Rereading Abraham Lincoln’s proclamation establishing the fourth Thursday of November as Thanksgiving Day, I couldn’t help but be struck by the elegant sentences that gird the document. Here is but one:
To these bounties, which are so constantly enjoyed that we are prone to forget the source from which they come, others have been added, which are of so extraordinary a nature, that they cannot fail to penetrate and soften even the heart which is habitually insensible to the ever watchful providence of Almighty God.
Subordinate clause upon subordinate clause unites a complex thought into a single sentence. Young people today, most of whom are no longer expected to read Charles Dickens or Charlotte Bronte where such elaboration is commonplace, probably find it annoyingly obtuse. The simplistic repetitiveness so often employed by our current President more befits an age where attention spans extend only to a sound bite.
As is so often expressed on this forum, change is inevitable but it is noble to resist the erosion of humankind’s greatest achievements.
Leave it the ever-astute Liam to catch my error. Lincoln proclaimed Thanksgiving to be the last Thursday in November, not the fourth Thursday we observe today.

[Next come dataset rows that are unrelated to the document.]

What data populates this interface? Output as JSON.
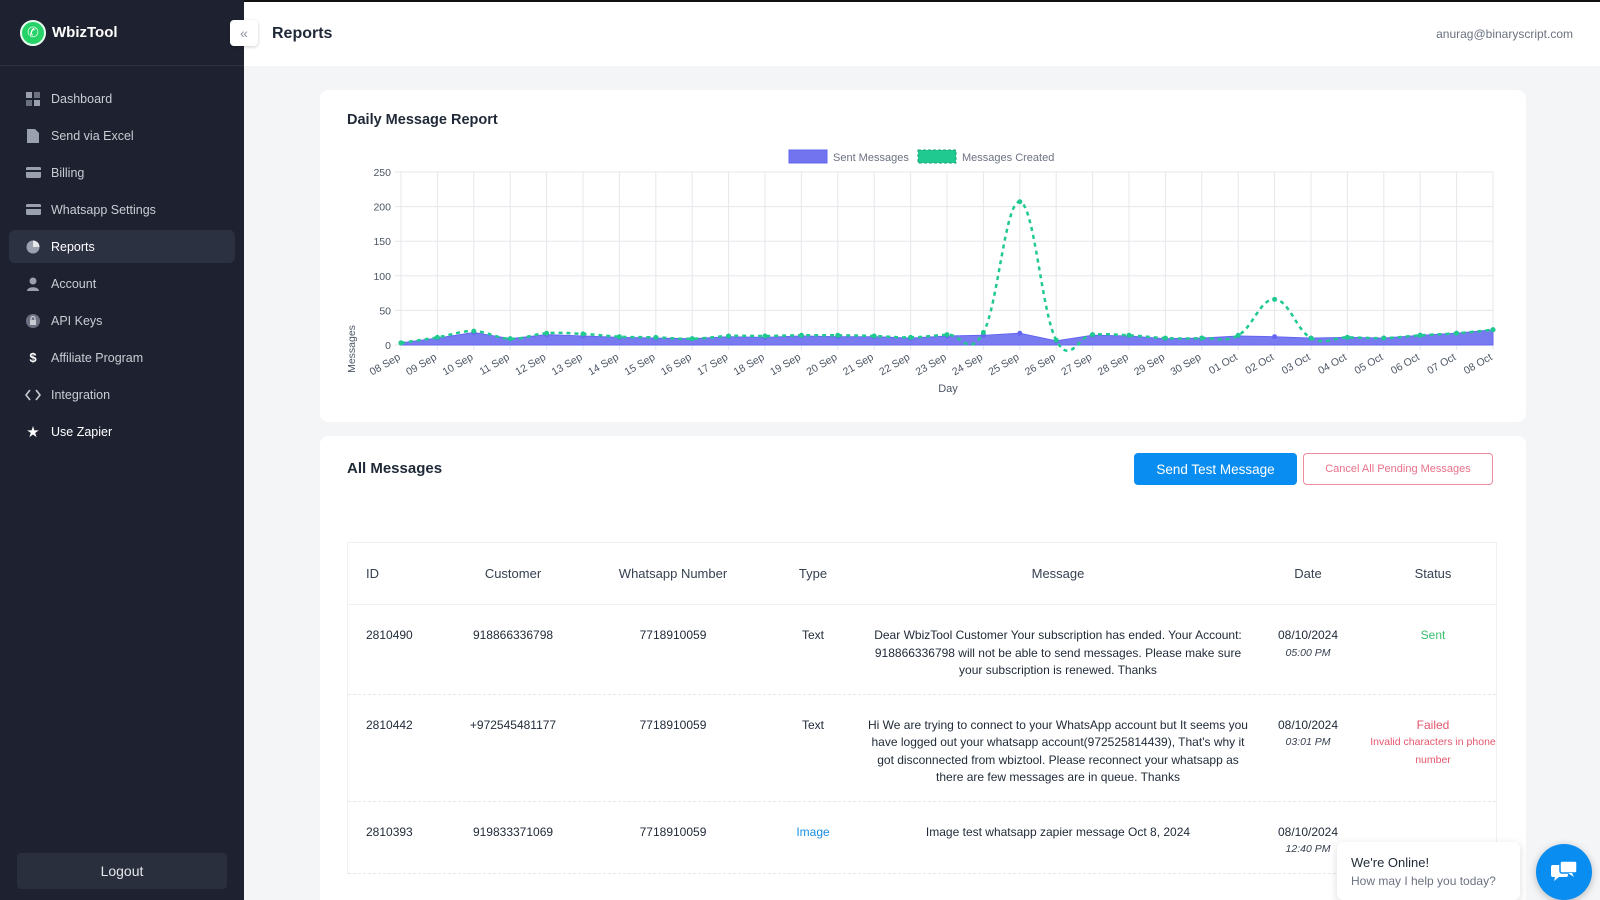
{
  "brand": {
    "name": "WbizTool",
    "logo_icon": "whatsapp-icon"
  },
  "sidebar": {
    "collapse_label": "«",
    "items": [
      {
        "label": "Dashboard",
        "icon": "dashboard-icon"
      },
      {
        "label": "Send via Excel",
        "icon": "file-icon"
      },
      {
        "label": "Billing",
        "icon": "card-icon"
      },
      {
        "label": "Whatsapp Settings",
        "icon": "card-icon"
      },
      {
        "label": "Reports",
        "icon": "pie-chart-icon",
        "active": true
      },
      {
        "label": "Account",
        "icon": "user-icon"
      },
      {
        "label": "API Keys",
        "icon": "lock-icon"
      },
      {
        "label": "Affiliate Program",
        "icon": "dollar-icon"
      },
      {
        "label": "Integration",
        "icon": "code-icon"
      },
      {
        "label": "Use Zapier",
        "icon": "star-icon"
      }
    ],
    "logout_label": "Logout"
  },
  "header": {
    "title": "Reports",
    "user_email": "anurag@binaryscript.com"
  },
  "chart_card": {
    "title": "Daily Message Report"
  },
  "chart_data": {
    "type": "line",
    "title": "",
    "xlabel": "Day",
    "ylabel": "Messages",
    "ylim": [
      0,
      250
    ],
    "yticks": [
      0,
      50,
      100,
      150,
      200,
      250
    ],
    "grid": true,
    "legend_position": "top-center",
    "categories": [
      "08 Sep",
      "09 Sep",
      "10 Sep",
      "11 Sep",
      "12 Sep",
      "13 Sep",
      "14 Sep",
      "15 Sep",
      "16 Sep",
      "17 Sep",
      "18 Sep",
      "19 Sep",
      "20 Sep",
      "21 Sep",
      "22 Sep",
      "23 Sep",
      "24 Sep",
      "25 Sep",
      "26 Sep",
      "27 Sep",
      "28 Sep",
      "29 Sep",
      "30 Sep",
      "01 Oct",
      "02 Oct",
      "03 Oct",
      "04 Oct",
      "05 Oct",
      "06 Oct",
      "07 Oct",
      "08 Oct"
    ],
    "series": [
      {
        "name": "Sent Messages",
        "style": "area",
        "color": "#7174ee",
        "values": [
          3,
          10,
          18,
          9,
          15,
          13,
          11,
          10,
          9,
          12,
          11,
          13,
          12,
          12,
          10,
          13,
          14,
          17,
          6,
          14,
          13,
          9,
          10,
          13,
          12,
          10,
          11,
          10,
          14,
          17,
          22
        ]
      },
      {
        "name": "Messages Created",
        "style": "dashed-line",
        "color": "#1fc98f",
        "values": [
          3,
          11,
          20,
          9,
          17,
          16,
          12,
          11,
          9,
          13,
          13,
          14,
          14,
          13,
          11,
          15,
          18,
          207,
          7,
          15,
          14,
          10,
          10,
          14,
          66,
          10,
          11,
          10,
          14,
          17,
          22
        ]
      }
    ]
  },
  "messages": {
    "title": "All Messages",
    "send_test_label": "Send Test Message",
    "cancel_pending_label": "Cancel All Pending Messages",
    "columns": [
      "ID",
      "Customer",
      "Whatsapp Number",
      "Type",
      "Message",
      "Date",
      "Status"
    ],
    "rows": [
      {
        "id": "2810490",
        "customer": "918866336798",
        "number": "7718910059",
        "type": "Text",
        "message": "Dear WbizTool Customer Your subscription has ended. Your Account: 918866336798 will not be able to send messages. Please make sure your subscription is renewed. Thanks",
        "date": "08/10/2024",
        "time": "05:00 PM",
        "status": "Sent",
        "status_reason": ""
      },
      {
        "id": "2810442",
        "customer": "+972545481177",
        "number": "7718910059",
        "type": "Text",
        "message": "Hi We are trying to connect to your WhatsApp account but It seems you have logged out your whatsapp account(972525814439), That's why it got disconnected from wbiztool. Please reconnect your whatsapp as there are few messages are in queue. Thanks",
        "date": "08/10/2024",
        "time": "03:01 PM",
        "status": "Failed",
        "status_reason": "Invalid characters in phone number"
      },
      {
        "id": "2810393",
        "customer": "919833371069",
        "number": "7718910059",
        "type": "Image",
        "message": "Image test whatsapp zapier message Oct 8, 2024",
        "date": "08/10/2024",
        "time": "12:40 PM",
        "status": "",
        "status_reason": ""
      }
    ]
  },
  "chat_widget": {
    "title": "We're Online!",
    "subtitle": "How may I help you today?",
    "icon": "chat-icon"
  }
}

Many thanks for posting this beautiful and inspiring example -
And, it didn't stop on the desk of Lincoln as president. If one has ever read letters by ordinary people of past times, or soldiers at war, one will know that there was a level of sensitive literacy and vocabulary even amongst common folk that has no parallel in our time. And, what a work of art is the penmanship of the ordinary school boys who took pride in it! Not so nowadays when even the writing of PhDs is often illegible.